Stabilimenti Raeegest

L’azienda si sviluppa su una superficie complessiva di 12.600 mq, di cui:

– 5600 mq di superficie coperta, destinata allo svolgimento delle lavorazioni (a cui vanno aggiunti altri 200 mq di uffici ai piani superiori);

– 7.000 mq di superficie esterna (di cui 1.400 mq destinati ad impianti e scarrabili) disponibile per stoccaggi e movimentazione

IMPIANTO RAEEGEST

La Raeegest è dotata di un Impianto di trattamento e riciclaggio di apparecchiature contenenti clorofluorocarburi (CFC) idroclorofluorocarburi (HCFC) idrofluorocarburi (HFC) idrocarburi (HC) dalle schiume poliuretaniche macinate e apparecchiature elettriche ed elettroniche.

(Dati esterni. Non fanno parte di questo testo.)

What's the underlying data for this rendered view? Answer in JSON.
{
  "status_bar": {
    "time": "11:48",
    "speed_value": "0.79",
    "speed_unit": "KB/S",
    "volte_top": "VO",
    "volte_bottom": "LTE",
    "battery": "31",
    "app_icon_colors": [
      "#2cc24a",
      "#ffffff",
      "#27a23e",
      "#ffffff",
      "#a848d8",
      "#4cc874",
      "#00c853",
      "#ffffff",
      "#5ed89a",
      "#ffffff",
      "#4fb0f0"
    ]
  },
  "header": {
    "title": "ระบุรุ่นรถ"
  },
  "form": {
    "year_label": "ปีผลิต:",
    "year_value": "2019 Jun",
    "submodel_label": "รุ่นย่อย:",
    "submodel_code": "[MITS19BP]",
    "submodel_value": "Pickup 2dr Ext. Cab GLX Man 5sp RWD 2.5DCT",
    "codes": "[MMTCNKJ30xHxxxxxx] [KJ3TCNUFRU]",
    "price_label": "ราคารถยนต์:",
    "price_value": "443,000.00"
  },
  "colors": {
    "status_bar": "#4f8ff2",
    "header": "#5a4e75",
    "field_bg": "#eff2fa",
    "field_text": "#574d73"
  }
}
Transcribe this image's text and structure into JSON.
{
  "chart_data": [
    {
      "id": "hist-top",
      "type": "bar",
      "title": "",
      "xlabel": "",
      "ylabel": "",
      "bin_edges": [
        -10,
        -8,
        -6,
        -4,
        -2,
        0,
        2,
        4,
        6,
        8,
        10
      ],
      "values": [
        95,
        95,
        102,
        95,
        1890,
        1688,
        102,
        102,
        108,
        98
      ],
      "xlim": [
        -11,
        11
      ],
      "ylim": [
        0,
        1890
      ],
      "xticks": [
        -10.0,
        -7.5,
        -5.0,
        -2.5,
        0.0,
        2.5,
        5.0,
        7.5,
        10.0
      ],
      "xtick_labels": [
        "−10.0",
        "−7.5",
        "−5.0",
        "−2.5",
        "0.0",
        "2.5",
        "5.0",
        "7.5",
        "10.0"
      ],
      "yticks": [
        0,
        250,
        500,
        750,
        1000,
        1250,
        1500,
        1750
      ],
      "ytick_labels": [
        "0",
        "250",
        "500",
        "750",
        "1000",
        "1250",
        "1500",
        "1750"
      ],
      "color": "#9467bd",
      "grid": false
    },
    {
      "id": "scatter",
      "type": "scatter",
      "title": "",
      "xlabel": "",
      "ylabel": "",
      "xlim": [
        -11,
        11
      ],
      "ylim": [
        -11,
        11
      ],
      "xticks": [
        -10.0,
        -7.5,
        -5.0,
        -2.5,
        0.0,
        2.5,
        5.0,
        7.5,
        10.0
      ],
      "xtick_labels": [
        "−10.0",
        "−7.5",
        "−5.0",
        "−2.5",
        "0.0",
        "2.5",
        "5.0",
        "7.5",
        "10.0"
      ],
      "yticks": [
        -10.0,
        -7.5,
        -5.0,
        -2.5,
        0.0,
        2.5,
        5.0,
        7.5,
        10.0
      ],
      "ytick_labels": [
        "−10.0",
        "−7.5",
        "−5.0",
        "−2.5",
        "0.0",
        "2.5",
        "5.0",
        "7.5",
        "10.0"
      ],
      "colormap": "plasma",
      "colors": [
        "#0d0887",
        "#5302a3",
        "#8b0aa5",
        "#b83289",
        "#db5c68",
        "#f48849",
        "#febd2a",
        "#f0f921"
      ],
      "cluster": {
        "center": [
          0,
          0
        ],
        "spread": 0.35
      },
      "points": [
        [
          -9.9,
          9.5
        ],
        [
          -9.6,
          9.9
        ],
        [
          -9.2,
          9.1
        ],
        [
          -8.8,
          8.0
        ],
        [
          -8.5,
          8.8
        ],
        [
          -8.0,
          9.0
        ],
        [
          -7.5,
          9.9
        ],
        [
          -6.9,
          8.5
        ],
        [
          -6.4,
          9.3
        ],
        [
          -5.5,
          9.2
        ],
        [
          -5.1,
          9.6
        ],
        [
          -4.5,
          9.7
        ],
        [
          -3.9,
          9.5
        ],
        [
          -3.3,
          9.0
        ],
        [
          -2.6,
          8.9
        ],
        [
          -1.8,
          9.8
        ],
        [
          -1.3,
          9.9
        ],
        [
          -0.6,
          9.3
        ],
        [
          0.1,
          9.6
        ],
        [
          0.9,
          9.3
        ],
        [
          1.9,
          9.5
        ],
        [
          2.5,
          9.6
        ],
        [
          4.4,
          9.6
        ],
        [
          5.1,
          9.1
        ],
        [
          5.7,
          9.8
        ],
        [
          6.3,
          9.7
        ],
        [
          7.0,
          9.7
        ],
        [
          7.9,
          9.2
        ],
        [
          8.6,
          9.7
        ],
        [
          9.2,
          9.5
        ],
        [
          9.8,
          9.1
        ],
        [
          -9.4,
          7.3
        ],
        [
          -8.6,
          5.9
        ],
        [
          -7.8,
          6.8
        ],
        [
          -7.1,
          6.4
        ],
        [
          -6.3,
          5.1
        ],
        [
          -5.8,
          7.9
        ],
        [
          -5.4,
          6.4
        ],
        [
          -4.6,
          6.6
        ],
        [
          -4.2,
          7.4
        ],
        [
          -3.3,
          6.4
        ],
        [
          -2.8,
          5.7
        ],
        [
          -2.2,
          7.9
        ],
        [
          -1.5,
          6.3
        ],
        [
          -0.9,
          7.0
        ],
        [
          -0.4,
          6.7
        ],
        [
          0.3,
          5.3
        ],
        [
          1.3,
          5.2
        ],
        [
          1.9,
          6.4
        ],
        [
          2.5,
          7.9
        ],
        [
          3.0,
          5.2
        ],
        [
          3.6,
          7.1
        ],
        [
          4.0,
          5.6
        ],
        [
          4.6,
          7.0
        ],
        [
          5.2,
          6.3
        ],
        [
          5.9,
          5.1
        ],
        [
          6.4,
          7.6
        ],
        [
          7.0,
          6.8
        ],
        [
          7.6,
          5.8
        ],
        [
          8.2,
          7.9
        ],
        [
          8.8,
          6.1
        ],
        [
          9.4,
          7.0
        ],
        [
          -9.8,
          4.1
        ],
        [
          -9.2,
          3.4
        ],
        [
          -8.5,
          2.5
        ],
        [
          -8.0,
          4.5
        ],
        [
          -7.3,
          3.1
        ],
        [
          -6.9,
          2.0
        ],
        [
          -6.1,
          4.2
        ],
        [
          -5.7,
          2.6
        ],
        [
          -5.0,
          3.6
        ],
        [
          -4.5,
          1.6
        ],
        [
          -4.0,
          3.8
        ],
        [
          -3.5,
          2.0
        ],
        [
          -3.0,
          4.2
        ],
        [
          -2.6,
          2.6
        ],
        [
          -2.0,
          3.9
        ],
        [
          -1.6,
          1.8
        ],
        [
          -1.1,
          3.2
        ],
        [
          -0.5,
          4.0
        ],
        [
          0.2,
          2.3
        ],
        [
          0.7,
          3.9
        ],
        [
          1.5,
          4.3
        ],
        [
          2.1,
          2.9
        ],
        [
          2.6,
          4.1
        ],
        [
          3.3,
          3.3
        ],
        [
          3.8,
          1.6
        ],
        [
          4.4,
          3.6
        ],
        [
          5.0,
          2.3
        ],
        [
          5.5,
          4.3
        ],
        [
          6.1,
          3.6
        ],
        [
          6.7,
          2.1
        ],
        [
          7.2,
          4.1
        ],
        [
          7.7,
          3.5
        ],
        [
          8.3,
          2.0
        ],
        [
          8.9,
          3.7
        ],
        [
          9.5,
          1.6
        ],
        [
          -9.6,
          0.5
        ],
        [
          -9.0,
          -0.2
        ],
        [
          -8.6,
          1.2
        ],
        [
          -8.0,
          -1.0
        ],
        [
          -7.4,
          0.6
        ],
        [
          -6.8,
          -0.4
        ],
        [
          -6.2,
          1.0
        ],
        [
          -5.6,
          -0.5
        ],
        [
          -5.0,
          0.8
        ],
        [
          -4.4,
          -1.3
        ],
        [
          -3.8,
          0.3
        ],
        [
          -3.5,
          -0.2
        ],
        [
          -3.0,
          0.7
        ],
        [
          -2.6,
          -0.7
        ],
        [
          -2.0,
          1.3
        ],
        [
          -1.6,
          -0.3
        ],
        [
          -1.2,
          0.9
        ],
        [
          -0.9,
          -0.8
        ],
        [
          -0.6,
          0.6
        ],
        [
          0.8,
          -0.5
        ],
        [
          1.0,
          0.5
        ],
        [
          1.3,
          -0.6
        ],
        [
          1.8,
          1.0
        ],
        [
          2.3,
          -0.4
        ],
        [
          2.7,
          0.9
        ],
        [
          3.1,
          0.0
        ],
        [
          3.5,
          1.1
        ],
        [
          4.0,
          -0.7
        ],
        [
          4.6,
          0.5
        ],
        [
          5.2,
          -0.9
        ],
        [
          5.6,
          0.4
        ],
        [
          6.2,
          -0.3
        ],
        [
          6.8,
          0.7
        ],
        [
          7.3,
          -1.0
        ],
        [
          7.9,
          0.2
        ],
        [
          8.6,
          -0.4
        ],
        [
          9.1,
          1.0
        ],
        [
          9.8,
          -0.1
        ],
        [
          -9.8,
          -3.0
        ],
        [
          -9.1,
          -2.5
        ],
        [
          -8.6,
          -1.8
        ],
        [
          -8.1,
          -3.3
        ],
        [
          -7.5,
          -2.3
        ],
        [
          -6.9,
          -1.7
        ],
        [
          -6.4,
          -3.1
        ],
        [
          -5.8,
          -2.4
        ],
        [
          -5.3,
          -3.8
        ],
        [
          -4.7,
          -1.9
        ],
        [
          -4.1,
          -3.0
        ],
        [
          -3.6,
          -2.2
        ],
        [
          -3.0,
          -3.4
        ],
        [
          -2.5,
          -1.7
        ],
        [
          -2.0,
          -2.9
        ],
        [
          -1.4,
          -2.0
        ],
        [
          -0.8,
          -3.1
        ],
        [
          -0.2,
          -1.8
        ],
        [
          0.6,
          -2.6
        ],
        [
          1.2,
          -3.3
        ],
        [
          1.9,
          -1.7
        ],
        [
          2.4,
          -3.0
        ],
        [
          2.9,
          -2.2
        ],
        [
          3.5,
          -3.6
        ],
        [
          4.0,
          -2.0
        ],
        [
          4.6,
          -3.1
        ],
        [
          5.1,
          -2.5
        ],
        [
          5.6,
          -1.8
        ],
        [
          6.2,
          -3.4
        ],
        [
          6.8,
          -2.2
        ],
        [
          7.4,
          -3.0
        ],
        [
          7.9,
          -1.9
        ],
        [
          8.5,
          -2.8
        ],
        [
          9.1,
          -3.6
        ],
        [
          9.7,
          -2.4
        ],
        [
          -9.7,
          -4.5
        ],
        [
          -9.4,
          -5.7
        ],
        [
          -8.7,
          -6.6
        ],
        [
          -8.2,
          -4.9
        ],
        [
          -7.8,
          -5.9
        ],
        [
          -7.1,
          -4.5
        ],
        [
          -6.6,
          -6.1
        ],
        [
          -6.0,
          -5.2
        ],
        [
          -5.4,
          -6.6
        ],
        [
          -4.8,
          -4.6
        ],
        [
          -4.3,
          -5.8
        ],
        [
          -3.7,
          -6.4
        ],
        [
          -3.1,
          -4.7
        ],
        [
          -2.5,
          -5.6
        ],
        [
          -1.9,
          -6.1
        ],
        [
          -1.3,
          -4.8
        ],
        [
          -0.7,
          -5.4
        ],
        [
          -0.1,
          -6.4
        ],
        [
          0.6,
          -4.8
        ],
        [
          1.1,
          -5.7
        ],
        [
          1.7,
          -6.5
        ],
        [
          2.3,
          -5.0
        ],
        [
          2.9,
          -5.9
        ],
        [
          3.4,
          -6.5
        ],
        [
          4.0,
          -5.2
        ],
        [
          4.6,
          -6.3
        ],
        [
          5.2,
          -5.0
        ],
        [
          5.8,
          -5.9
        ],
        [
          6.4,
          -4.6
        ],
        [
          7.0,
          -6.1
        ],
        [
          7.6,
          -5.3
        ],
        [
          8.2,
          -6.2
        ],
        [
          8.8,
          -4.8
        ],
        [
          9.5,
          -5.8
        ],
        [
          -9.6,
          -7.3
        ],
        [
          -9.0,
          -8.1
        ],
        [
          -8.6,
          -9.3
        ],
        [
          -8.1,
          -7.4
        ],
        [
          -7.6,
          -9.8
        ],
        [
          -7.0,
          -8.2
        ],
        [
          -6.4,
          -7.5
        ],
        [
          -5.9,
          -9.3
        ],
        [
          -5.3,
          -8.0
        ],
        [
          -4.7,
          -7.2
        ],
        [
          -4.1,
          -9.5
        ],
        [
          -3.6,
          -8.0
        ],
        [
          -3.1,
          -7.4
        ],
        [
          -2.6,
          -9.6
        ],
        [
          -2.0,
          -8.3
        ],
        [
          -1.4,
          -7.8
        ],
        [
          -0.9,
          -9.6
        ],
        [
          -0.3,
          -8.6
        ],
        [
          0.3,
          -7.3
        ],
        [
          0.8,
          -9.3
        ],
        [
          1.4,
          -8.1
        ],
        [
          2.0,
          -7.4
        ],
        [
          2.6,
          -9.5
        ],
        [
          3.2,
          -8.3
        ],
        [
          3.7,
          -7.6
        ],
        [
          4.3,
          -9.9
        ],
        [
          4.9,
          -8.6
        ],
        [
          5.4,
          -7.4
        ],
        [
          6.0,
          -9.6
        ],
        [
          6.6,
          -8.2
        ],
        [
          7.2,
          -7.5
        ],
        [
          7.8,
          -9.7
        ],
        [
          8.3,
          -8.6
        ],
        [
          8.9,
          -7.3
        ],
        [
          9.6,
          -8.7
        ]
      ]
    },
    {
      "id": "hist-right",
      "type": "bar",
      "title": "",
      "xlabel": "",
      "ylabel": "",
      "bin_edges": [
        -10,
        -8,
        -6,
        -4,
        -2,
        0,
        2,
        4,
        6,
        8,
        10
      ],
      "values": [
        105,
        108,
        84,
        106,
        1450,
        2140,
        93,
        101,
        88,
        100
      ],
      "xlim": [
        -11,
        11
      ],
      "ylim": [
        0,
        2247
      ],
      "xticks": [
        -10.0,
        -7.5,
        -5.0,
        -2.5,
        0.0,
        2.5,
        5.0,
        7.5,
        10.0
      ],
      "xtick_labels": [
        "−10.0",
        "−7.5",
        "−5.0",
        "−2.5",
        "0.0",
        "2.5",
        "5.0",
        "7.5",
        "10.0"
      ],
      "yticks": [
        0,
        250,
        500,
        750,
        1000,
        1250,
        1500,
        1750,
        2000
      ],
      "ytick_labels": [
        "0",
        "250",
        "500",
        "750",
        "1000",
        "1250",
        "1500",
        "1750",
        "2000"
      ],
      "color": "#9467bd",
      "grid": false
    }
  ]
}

Nello specifico si occupa del recupero e trattamento dei RAEE provenienti dalla attività di demolizione di elettrodomestici criogenici indirizzato a :

– riciclaggio dei materiali quali metalli e plastiche,;

– recupero dei componenti elettrici ancora funzionanti;

– recupero e trattamento degli oli e gas CFC presenti nei rifiuti e prodotti durante il ciclo produttivo;

– smaltimento presso terzi della componente non trattabile dei rifiuti in transito temporaneo.


IMPIANTO R4

L’impianto R4 è dotata di un Impianto di trattamento e riciclaggio di elettrodomestici provenienti da nuclei domestici e da aziende di origine commerciale, industriale e di altro tipo, che fanno parte della categoria dei rifiuti pericolosi e non pericolosi , disciplinati dal D. Lgs 152/2006. I beni dismessi subiscono una serie di operazione di trasformazione al fine di ottenere componenti o materiali suscettibile di riutilizzo e smaltire correttamente eventuali componenti o sostanze pericolose da cui è possibile ottenere MPS (materia prima seconda) riutilizzabile nel ciclo produttivo di altri beni.
L’impianto R4 pertanto si occupa del recupero, trattamento e riciclaggio di:

– Personal computer, prodotti informatici e accessori, televisori e schermi di ogni genere, cellulari e dispositivi elettronici mobili, lavatrici, svolgendo attività di demolizione e riciclaggio dei materiali plastici e rottami metallici.

Nel processo non verranno trattati rifiuti pericolosi quali monitor o tubi catodici e neon, questi verranno smontati, stoccati e inviati ai centri di recupero autorizzati.